Sejak 2006 sampai saat ini Indonesia mengirimkan misi United Nations Interim Force in Lebanon  (UNIFIL) ke Lebanon, Kompi Zeni (Kizi) ke Kongo dan Haiti serta UNAMID (United Nations Mission in Darfur) ke Darfur-Sudan. Peran aktif Indonesia dalam misi menjaga perdamaian dunia dengan mengirimkan ribuan personel TNI (sampai saat ini telah mencapai 32.191 prajurit) ke berbagai negara konflik, mendapat apresiasi  dari PBB. Terlebih lagi, Indonesia juga memiliki pusat pelatihan penyiapan pasukan penjaga perdamaian dengan fasilitas kelas dunia.

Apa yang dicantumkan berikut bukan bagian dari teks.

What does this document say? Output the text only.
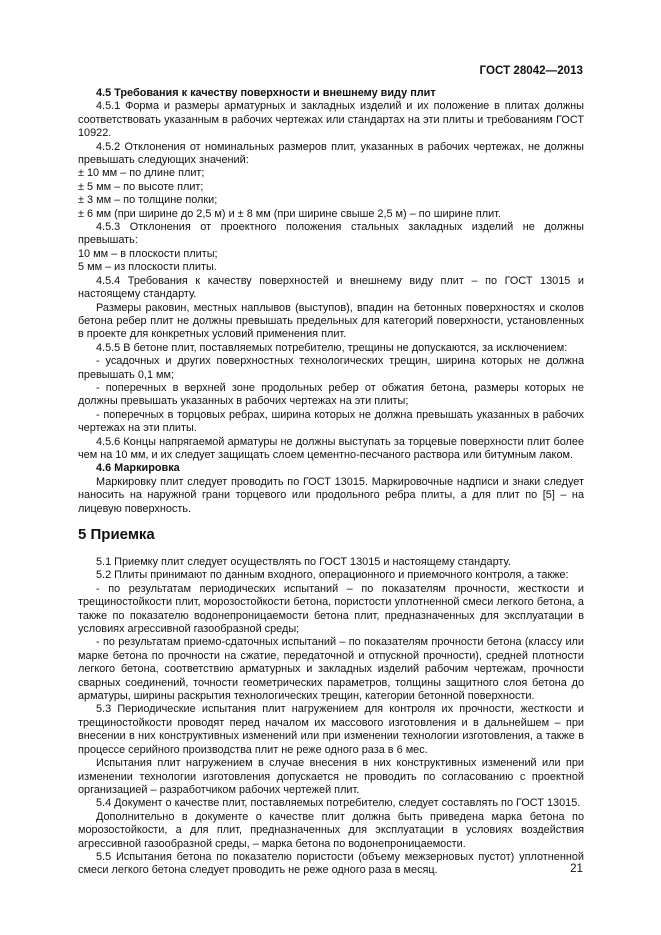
ГОСТ 28042—2013

4.5 Требования к качеству поверхности и внешнему виду плит

4.5.1 Форма и размеры арматурных и закладных изделий и их положение в плитах должны соответствовать указанным в рабочих чертежах или стандартах на эти плиты и требованиям ГОСТ 10922.

4.5.2 Отклонения от номинальных размеров плит, указанных в рабочих чертежах, не должны превышать следующих значений:

± 10 мм – по длине плит;

± 5 мм – по высоте плит;

± 3 мм – по толщине полки;

± 6 мм (при ширине до 2,5 м) и ± 8 мм (при ширине свыше 2,5 м) – по ширине плит.

4.5.3 Отклонения от проектного положения стальных закладных изделий не должны превышать:

10 мм – в плоскости плиты;

5 мм – из плоскости плиты.

4.5.4 Требования к качеству поверхностей и внешнему виду плит – по ГОСТ 13015 и настоящему стандарту.

Размеры раковин, местных наплывов (выступов), впадин на бетонных поверхностях и сколов бетона ребер плит не должны превышать предельных для категорий поверхности, установленных в проекте для конкретных условий применения плит.

4.5.5 В бетоне плит, поставляемых потребителю, трещины не допускаются, за исключением:

- усадочных и других поверхностных технологических трещин, ширина которых не должна превышать 0,1 мм;

- поперечных в верхней зоне продольных ребер от обжатия бетона, размеры которых не должны превышать указанных в рабочих чертежах на эти плиты;

- поперечных в торцовых ребрах, ширина которых не должна превышать указанных в рабочих чертежах на эти плиты.

4.5.6 Концы напрягаемой арматуры не должны выступать за торцевые поверхности плит более чем на 10 мм, и их следует защищать слоем цементно-песчаного раствора или битумным лаком.

4.6 Маркировка

Маркировку плит следует проводить по ГОСТ 13015. Маркировочные надписи и знаки следует наносить на наружной грани торцевого или продольного ребра плиты, а для плит по [5] – на лицевую поверхность.

5 Приемка

5.1 Приемку плит следует осуществлять по ГОСТ 13015 и настоящему стандарту.

5.2 Плиты принимают по данным входного, операционного и приемочного контроля, а также:

- по результатам периодических испытаний – по показателям прочности, жесткости и трещиностойкости плит, морозостойкости бетона, пористости уплотненной смеси легкого бетона, а также по показателю водонепроницаемости бетона плит, предназначенных для эксплуатации в условиях агрессивной газообразной среды;

- по результатам приемо-сдаточных испытаний – по показателям прочности бетона (классу или марке бетона по прочности на сжатие, передаточной и отпускной прочности), средней плотности легкого бетона, соответствию арматурных и закладных изделий рабочим чертежам, прочности сварных соединений, точности геометрических параметров, толщины защитного слоя бетона до арматуры, ширины раскрытия технологических трещин, категории бетонной поверхности.

5.3 Периодические испытания плит нагружением для контроля их прочности, жесткости и трещиностойкости проводят перед началом их массового изготовления и в дальнейшем – при внесении в них конструктивных изменений или при изменении технологии изготовления, а также в процессе серийного производства плит не реже одного раза в 6 мес.

Испытания плит нагружением в случае внесения в них конструктивных изменений или при изменении технологии изготовления допускается не проводить по согласованию с проектной организацией – разработчиком рабочих чертежей плит.

5.4 Документ о качестве плит, поставляемых потребителю, следует составлять по ГОСТ 13015.

Дополнительно в документе о качестве плит должна быть приведена марка бетона по морозостойкости, а для плит, предназначенных для эксплуатации в условиях воздействия агрессивной газообразной среды, – марка бетона по водонепроницаемости.

5.5 Испытания бетона по показателю пористости (объему межзерновых пустот) уплотненной смеси легкого бетона следует проводить не реже одного раза в месяц.	21
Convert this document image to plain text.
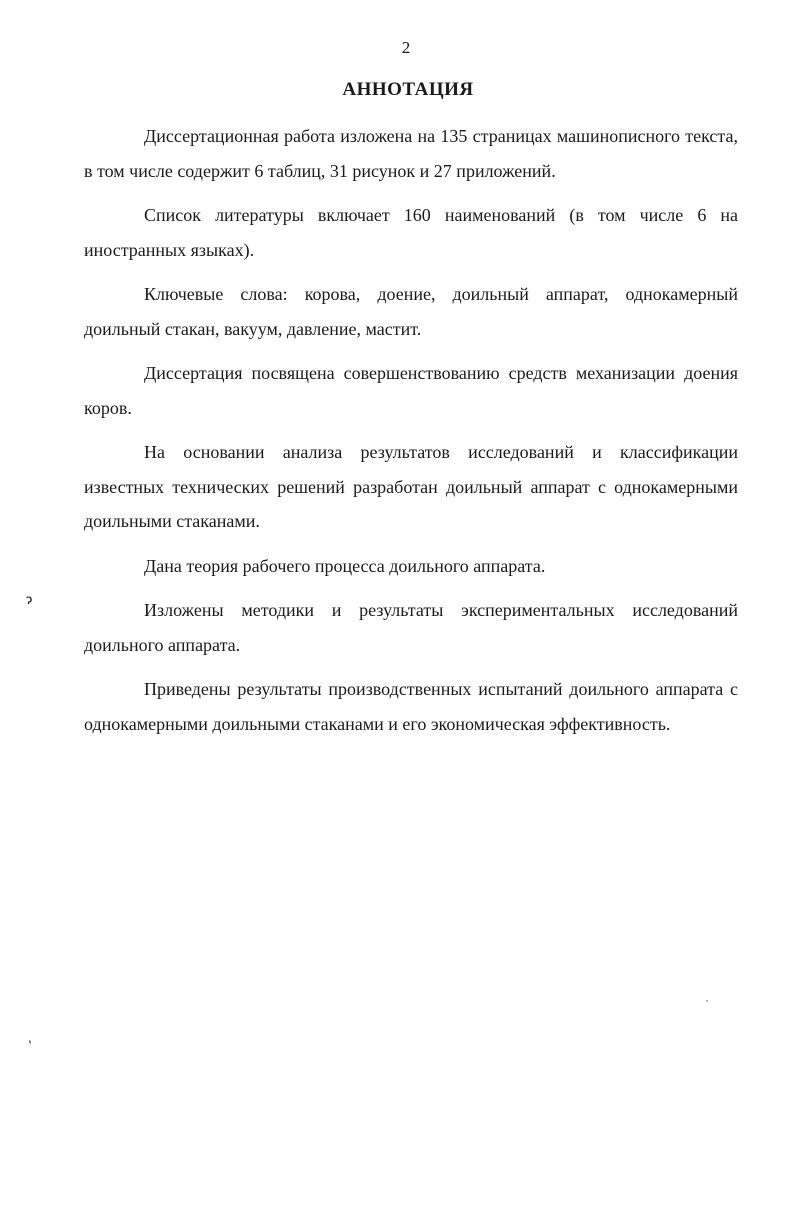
2
АННОТАЦИЯ

Диссертационная работа изложена на 135 страницах машинописного текста, в том числе содержит 6 таблиц, 31 рисунок и 27 приложений.

Список литературы включает 160 наименований (в том числе 6 на иностранных языках).

Ключевые слова: корова, доение, доильный аппарат, однокамерный доильный стакан, вакуум, давление, мастит.

Диссертация посвящена совершенствованию средств механизации доения коров.

На основании анализа результатов исследований и классификации известных технических решений разработан доильный аппарат с однокамерными доильными стаканами.

Дана теория рабочего процесса доильного аппарата.

Изложены методики и результаты экспериментальных исследований доильного аппарата.

Приведены результаты производственных испытаний доильного аппарата с однокамерными доильными стаканами и его экономическая эффективность.

ɂ
ʽ
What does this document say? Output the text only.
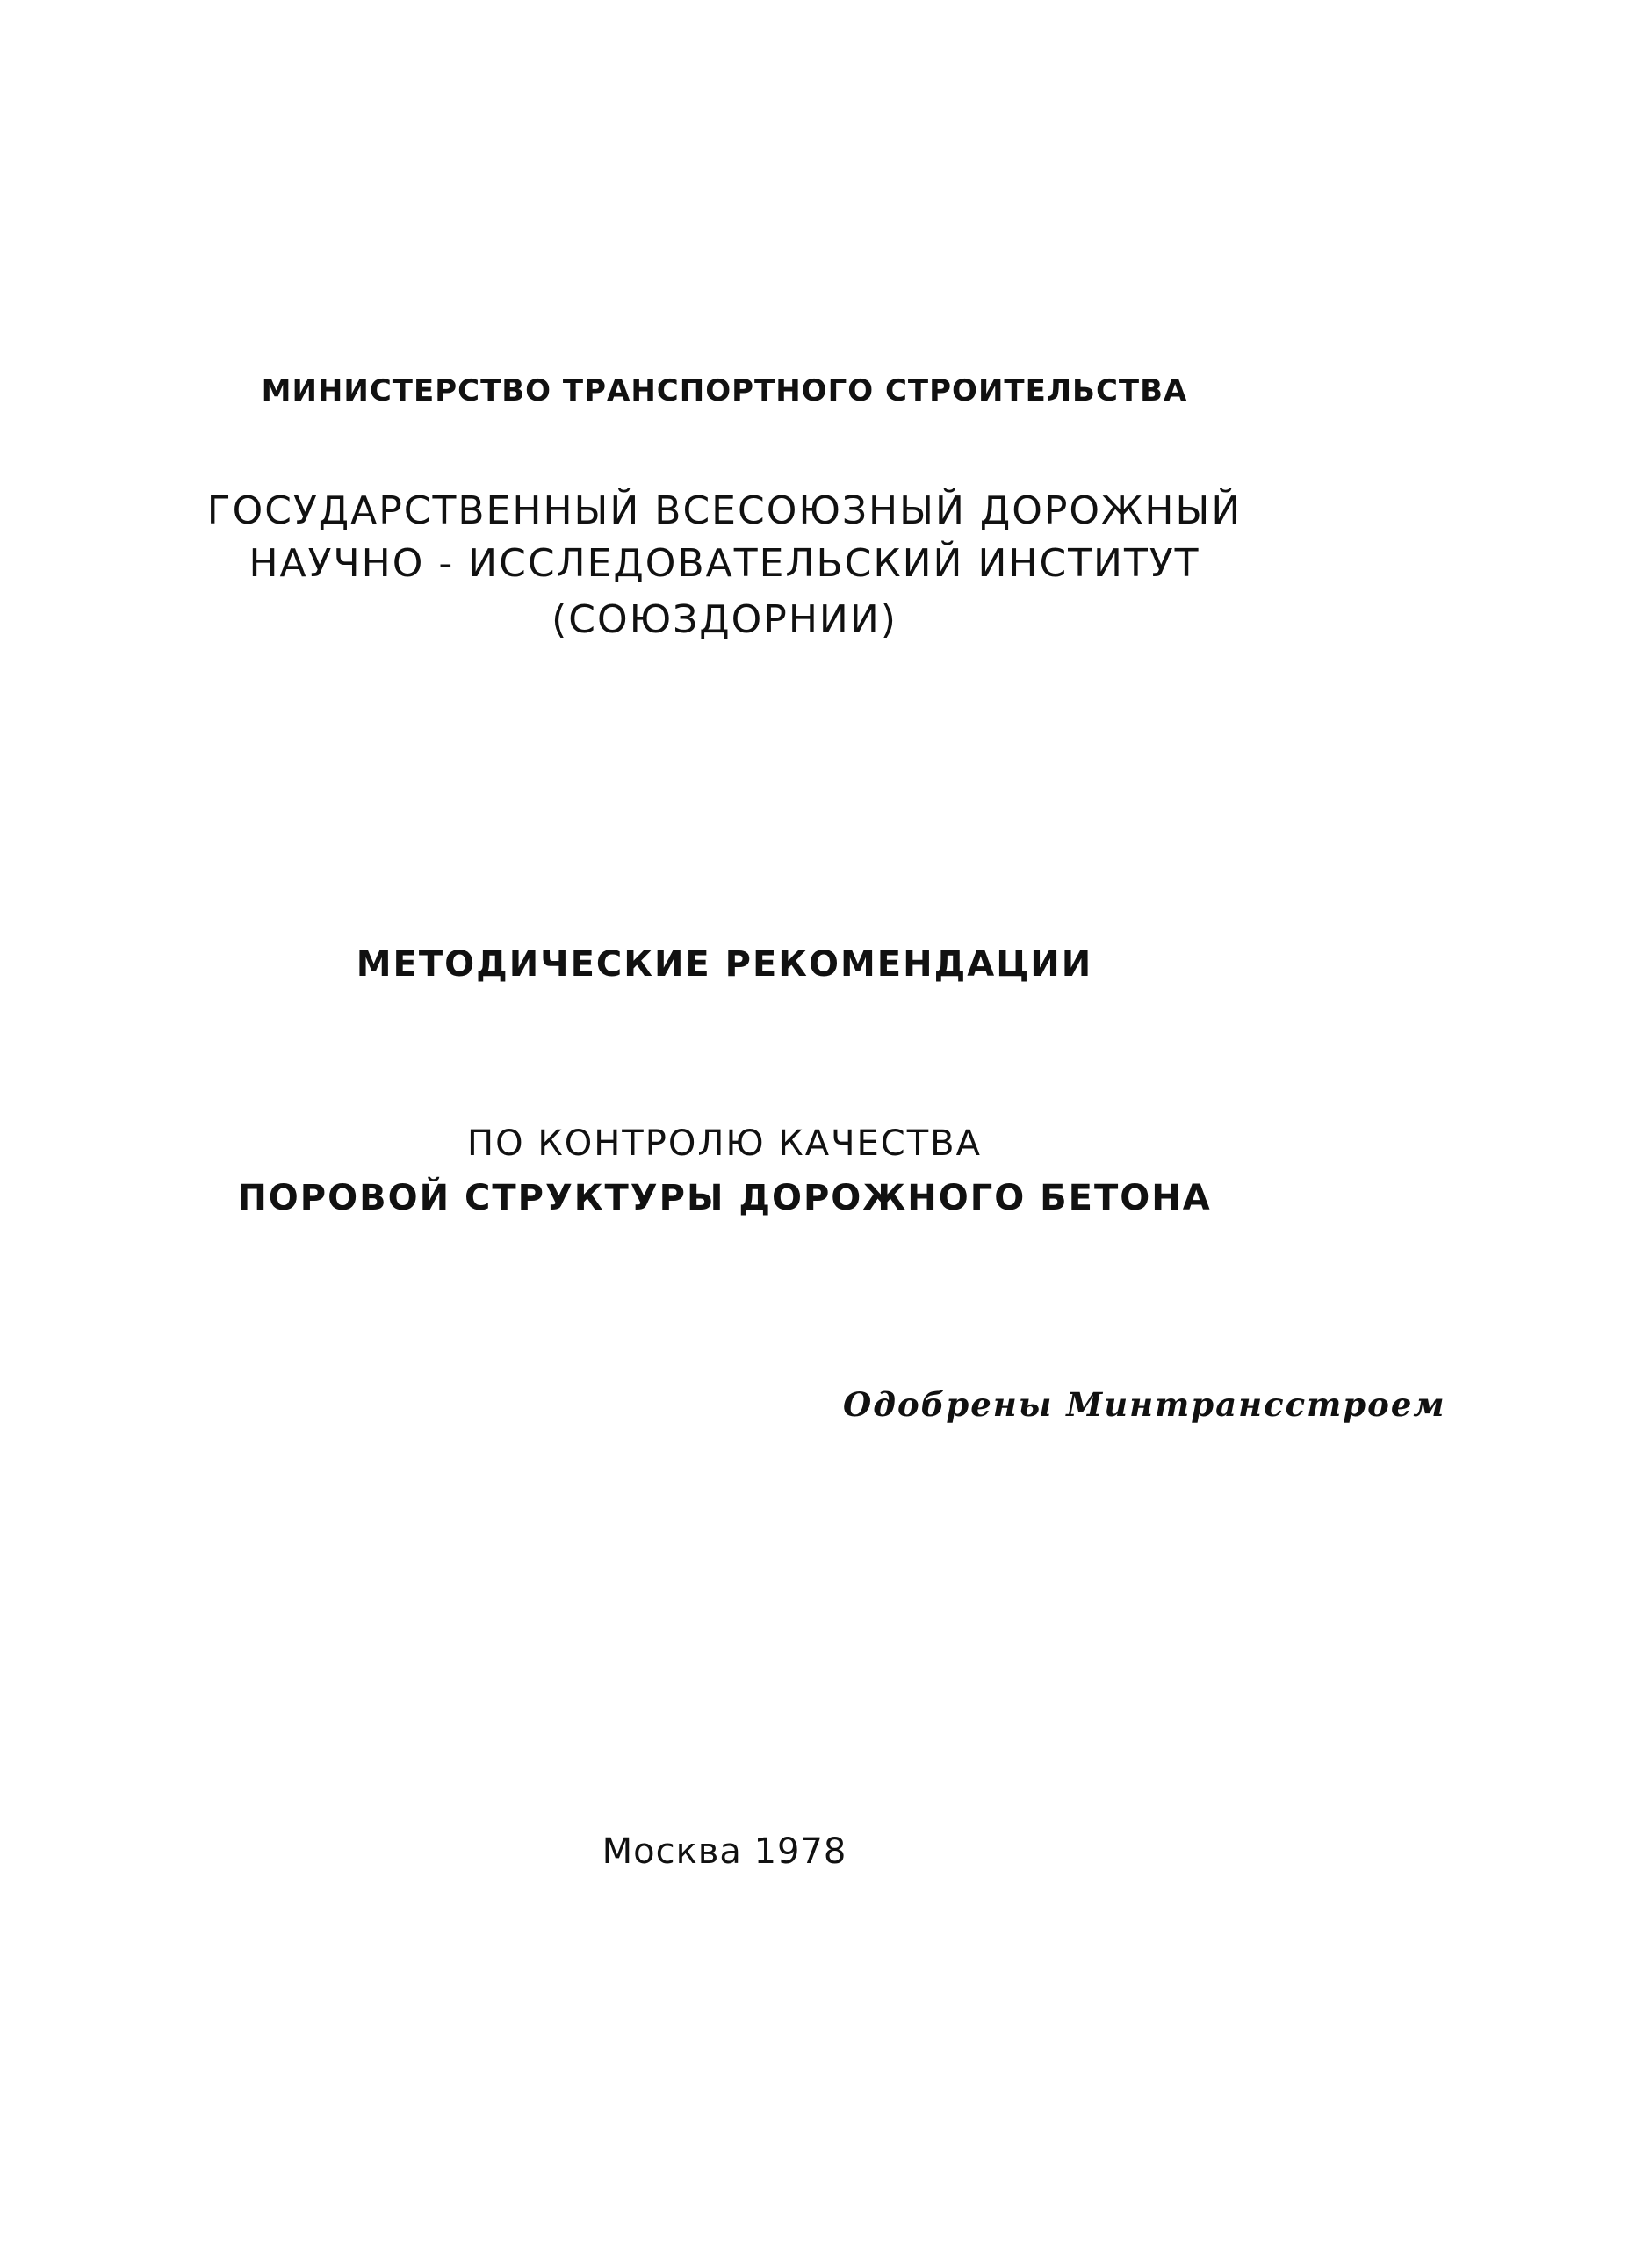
МИНИСТЕРСТВО ТРАНСПОРТНОГО СТРОИТЕЛЬСТВА
ГОСУДАРСТВЕННЫЙ ВСЕСОЮЗНЫЙ ДОРОЖНЫЙ
НАУЧНО - ИССЛЕДОВАТЕЛЬСКИЙ ИНСТИТУТ
(СОЮЗДОРНИИ)
МЕТОДИЧЕСКИЕ РЕКОМЕНДАЦИИ
ПО КОНТРОЛЮ КАЧЕСТВА
ПОРОВОЙ СТРУКТУРЫ ДОРОЖНОГО БЕТОНА
Одобрены Минтрансстроем
Москва 1978
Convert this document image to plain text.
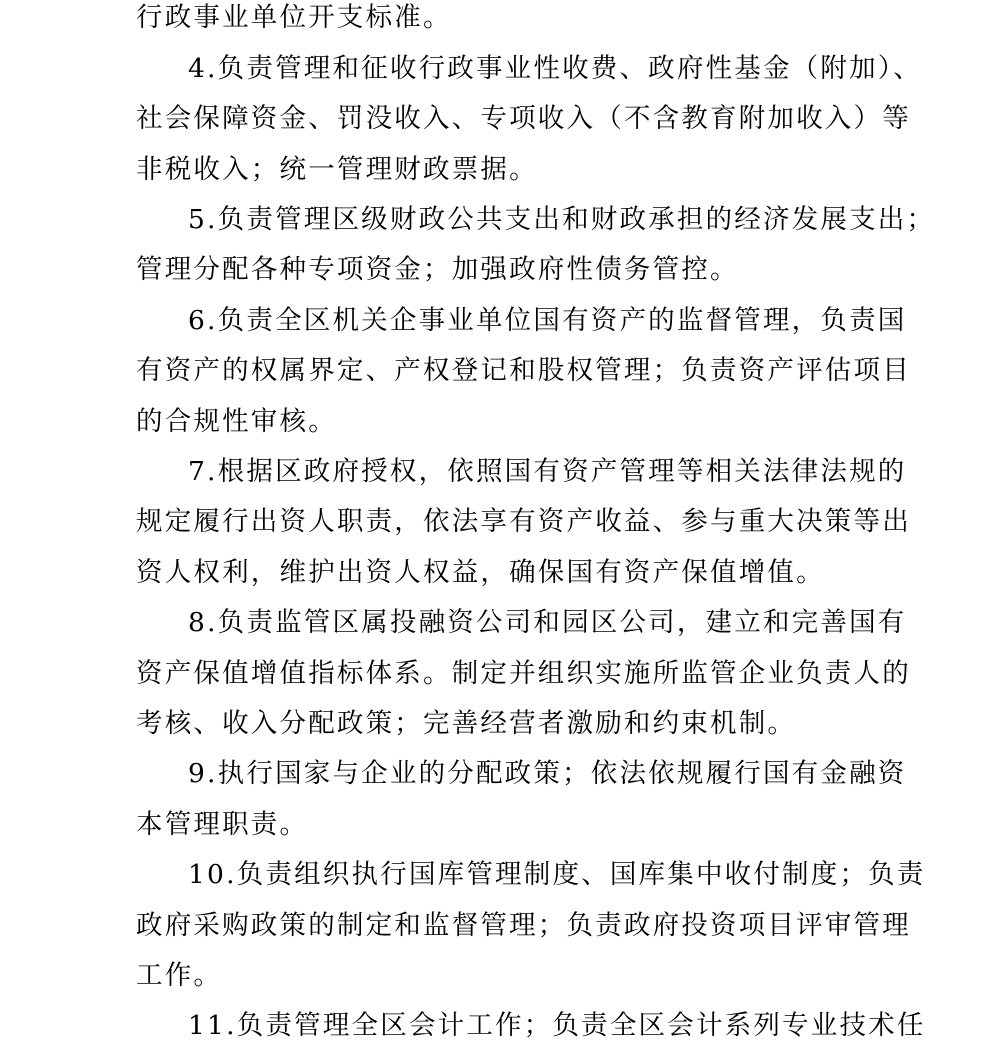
行政事业单位开支标准。
4.负责管理和征收行政事业性收费、政府性基金（附加）、
社会保障资金、罚没收入、专项收入（不含教育附加收入）等
非税收入；统一管理财政票据。
5.负责管理区级财政公共支出和财政承担的经济发展支出；
管理分配各种专项资金；加强政府性债务管控。
6.负责全区机关企事业单位国有资产的监督管理，负责国
有资产的权属界定、产权登记和股权管理；负责资产评估项目
的合规性审核。
7.根据区政府授权，依照国有资产管理等相关法律法规的
规定履行出资人职责，依法享有资产收益、参与重大决策等出
资人权利，维护出资人权益，确保国有资产保值增值。
8.负责监管区属投融资公司和园区公司，建立和完善国有
资产保值增值指标体系。制定并组织实施所监管企业负责人的
考核、收入分配政策；完善经营者激励和约束机制。
9.执行国家与企业的分配政策；依法依规履行国有金融资
本管理职责。
10.负责组织执行国库管理制度、国库集中收付制度；负责
政府采购政策的制定和监督管理；负责政府投资项目评审管理
工作。
11.负责管理全区会计工作；负责全区会计系列专业技术任
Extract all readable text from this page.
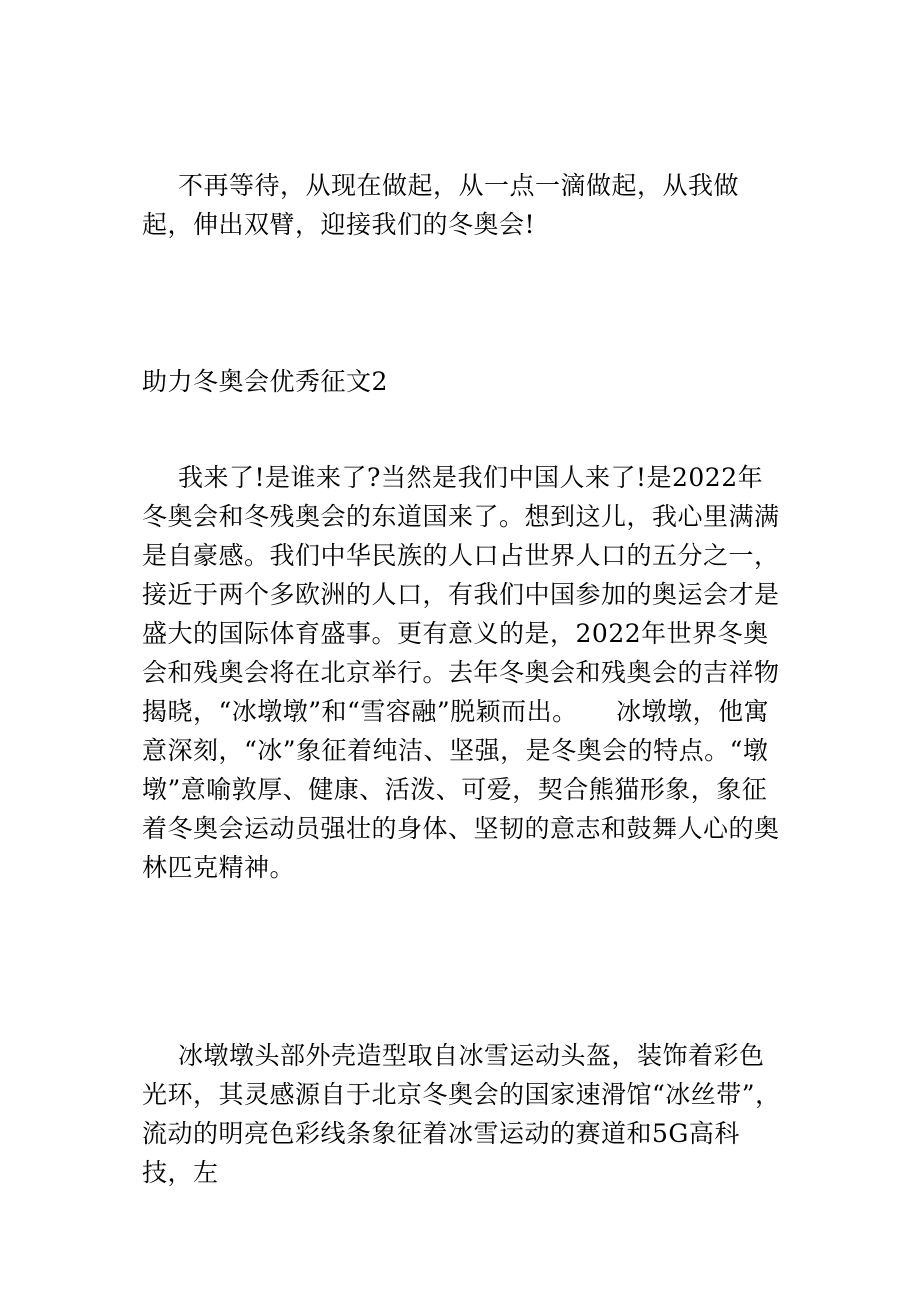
不再等待，从现在做起，从一点一滴做起，从我做起，伸出双臂，迎接我们的冬奥会!

助力冬奥会优秀征文2

我来了!是谁来了?当然是我们中国人来了!是2022年冬奥会和冬残奥会的东道国来了。想到这儿，我心里满满是自豪感。我们中华民族的人口占世界人口的五分之一，接近于两个多欧洲的人口，有我们中国参加的奥运会才是盛大的国际体育盛事。更有意义的是，2022年世界冬奥会和残奥会将在北京举行。去年冬奥会和残奥会的吉祥物揭晓，“冰墩墩”和“雪容融”脱颖而出。　　冰墩墩，他寓意深刻，“冰”象征着纯洁、坚强，是冬奥会的特点。“墩墩”意喻敦厚、健康、活泼、可爱，契合熊猫形象，象征着冬奥会运动员强壮的身体、坚韧的意志和鼓舞人心的奥林匹克精神。

冰墩墩头部外壳造型取自冰雪运动头盔，装饰着彩色光环，其灵感源自于北京冬奥会的国家速滑馆“冰丝带”，流动的明亮色彩线条象征着冰雪运动的赛道和5G高科技，左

Partisipasi aktif dalam perdamaian dunia sebagaimana disebutkan di atas, merupakan salah satu tujuan nasional yang ingin dicapai Negara Kesatuan Republik Indonesia sebagaimana tertuang dalam Pembukaan Undang-Undang Dasar Negara Republik Indonesia Tahun 1945, alinea keempat, yaitu “...ikut melaksanakan ketertiban dunia yang berdasarkan kemerdekaan, perdamaian abadi dan keadilan sosial..”. Hal ini menunjukkan Negara Indonesia menekankan pentingnya partisipasi aktif bangsa dalam tata pergaulan dunia internasional.

Pasukan perdamaian Indonesia yang saat ini sedang melaksanakan penugasan di Lebanon, baru-baru ini dikunjungi oleh Panglima TNI Marsekal TNI Hadi Tjahjanto. S.I.P.  untuk mengecek secara langsung situasi dan kondisi Pasukan  yang tergabung dalam  satuan tugas (Satgas) Konga MTF/UNIFIL, di Kapal KRI Usman Harun -359, dan   Satgas Indonesian Battalion (Indobatt) XXIII-L Kontingen Garuda (Konga) United Nations Interim Forces in Lebanon (UNIFIL).